In non-ZTS builds (the common case for FPM), TSRM is compiled out entirely. The macros become direct struct access with zero overhead. This is why PHP distributions ship separate ZTS and non-ZTS builds — the non-ZTS build is measurably faster.

ZTS builds are required for:

  • Windows IIS with multiple threads serving PHP
  • Event-driven SAPIs that use threading
  • The parallel extension for true multithreading

Most production PHP deployments use non-ZTS FPM, where process-level isolation provides "thread safety" by giving each worker its own address space.

Series Conclusion

Across these five articles, we've traced PHP from its top-level directory structure through every major subsystem:

  1. Architecture and Lifecycle — the four layers, the SAPI contract, the request lifecycle
  2. The zval and Memory Model — 16-byte value representation, reference counting, COW, the allocator, and GC
  3. The Compilation Pipeline — lexer, parser, AST, compiler, opcodes, and the flag system
  4. The Virtual Machine — code generation, dispatch modes, register pinning, the optimizer
  5. Extensions, OPcache, and JIT — the extension API, shared memory caching, native code generation, Fibers, streams, and TSRM

The php-src codebase is large, but it's well-structured.
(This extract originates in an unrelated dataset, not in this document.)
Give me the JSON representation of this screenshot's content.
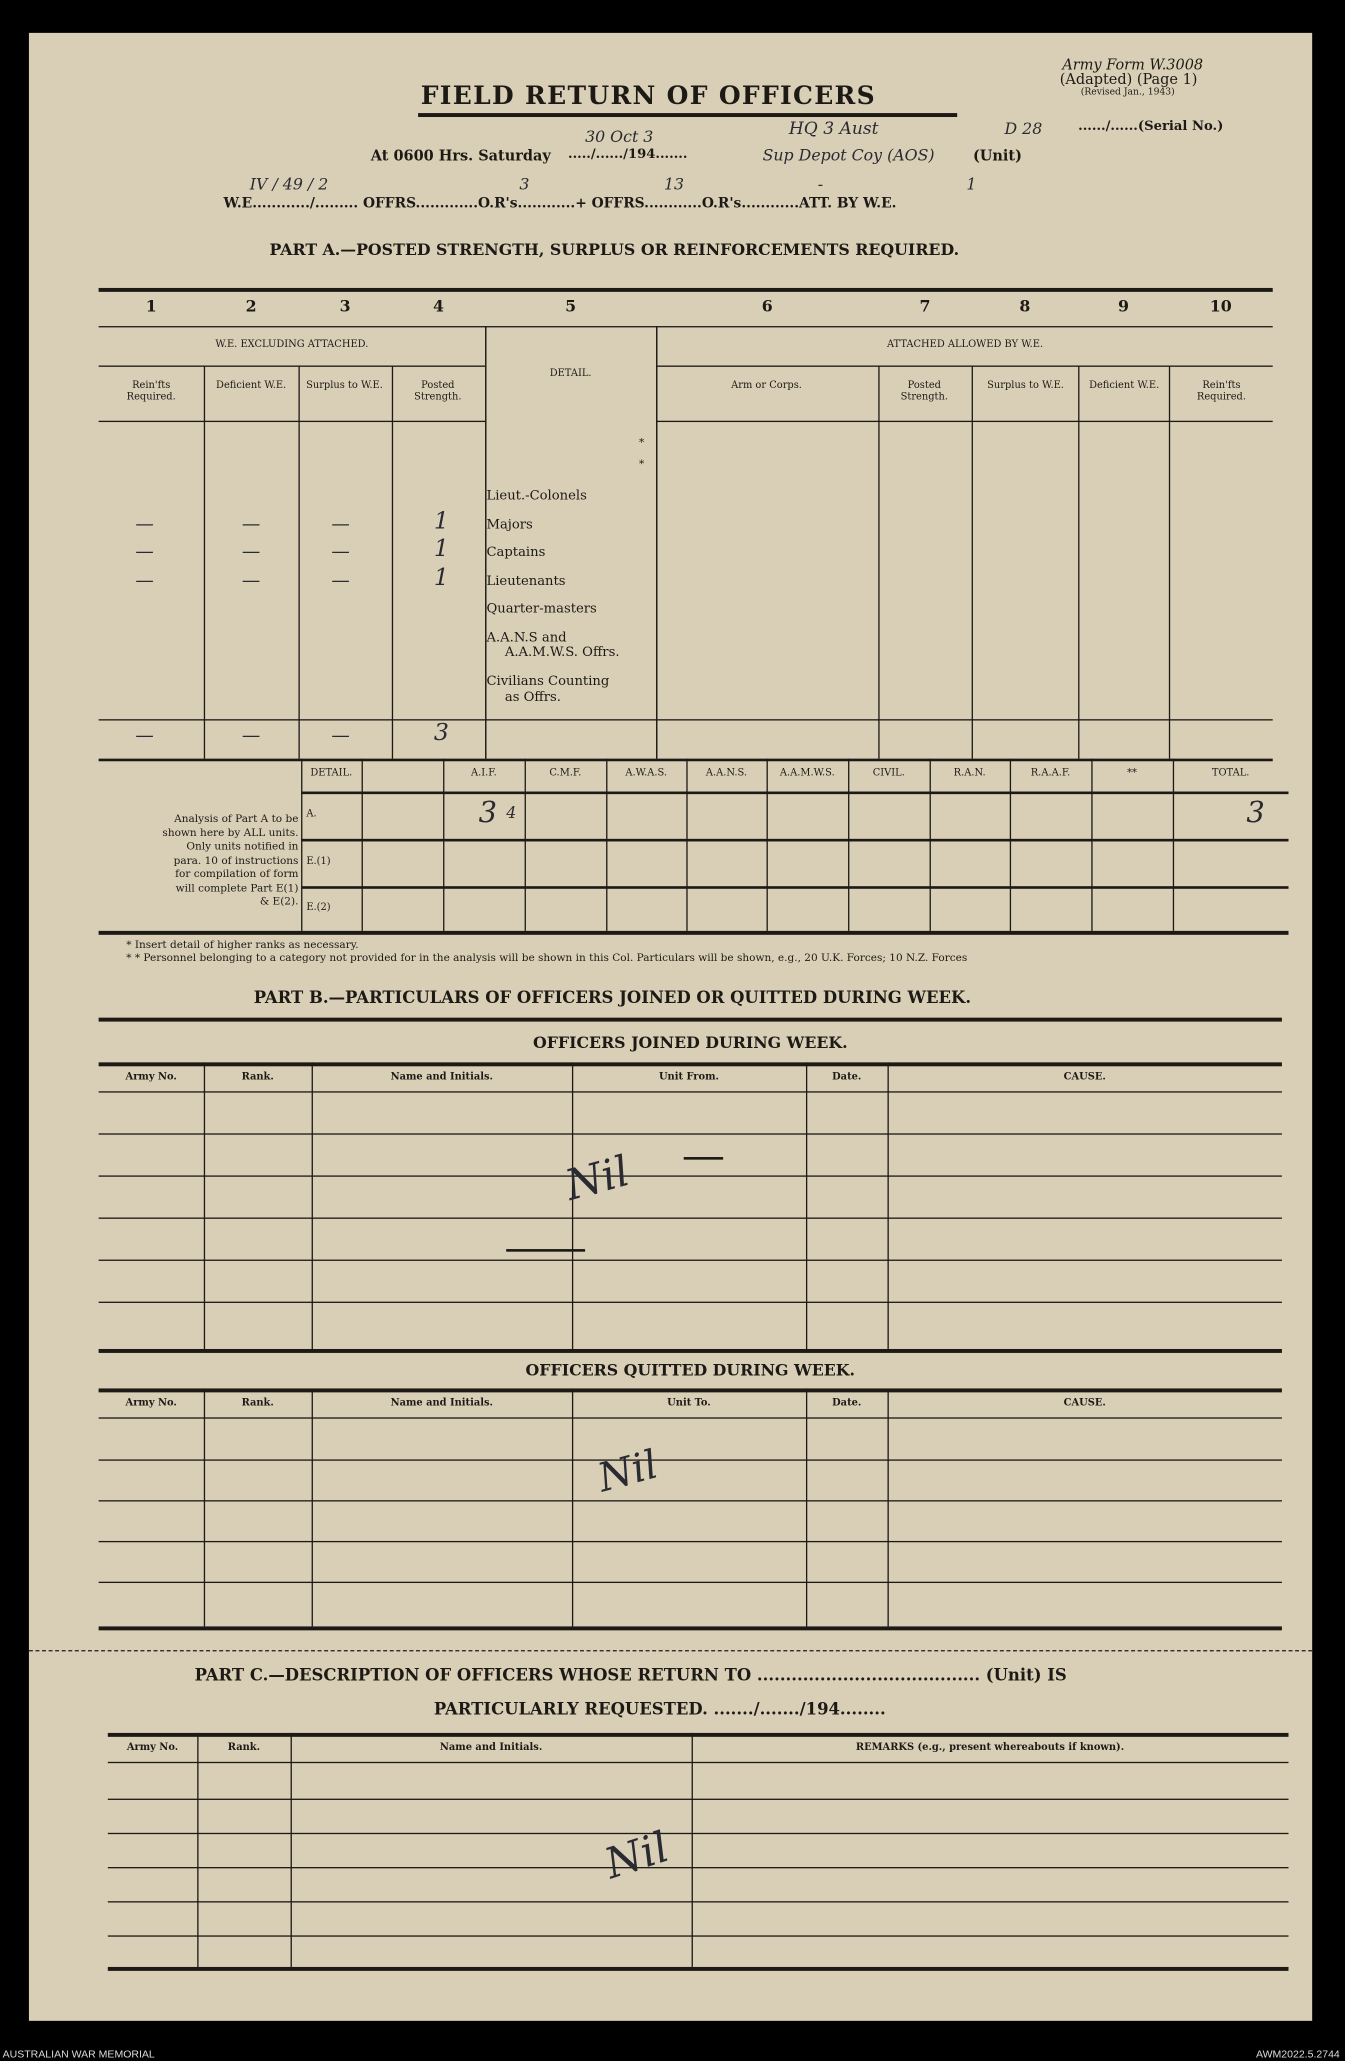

The architectural boundaries are clear, the naming conventions are consistent, and the design patterns (hookable function pointers, lifecycle hooks, vtables of function pointers) repeat throughout. Once you understand the patterns, navigating even unfamiliar corners of the codebase becomes straightforward.

Tip: The best way to deepen your understanding is to pick a PHP function you use daily — like array_map() or json_decode() — and read its implementation end-to-end. You now have the context to understand every line.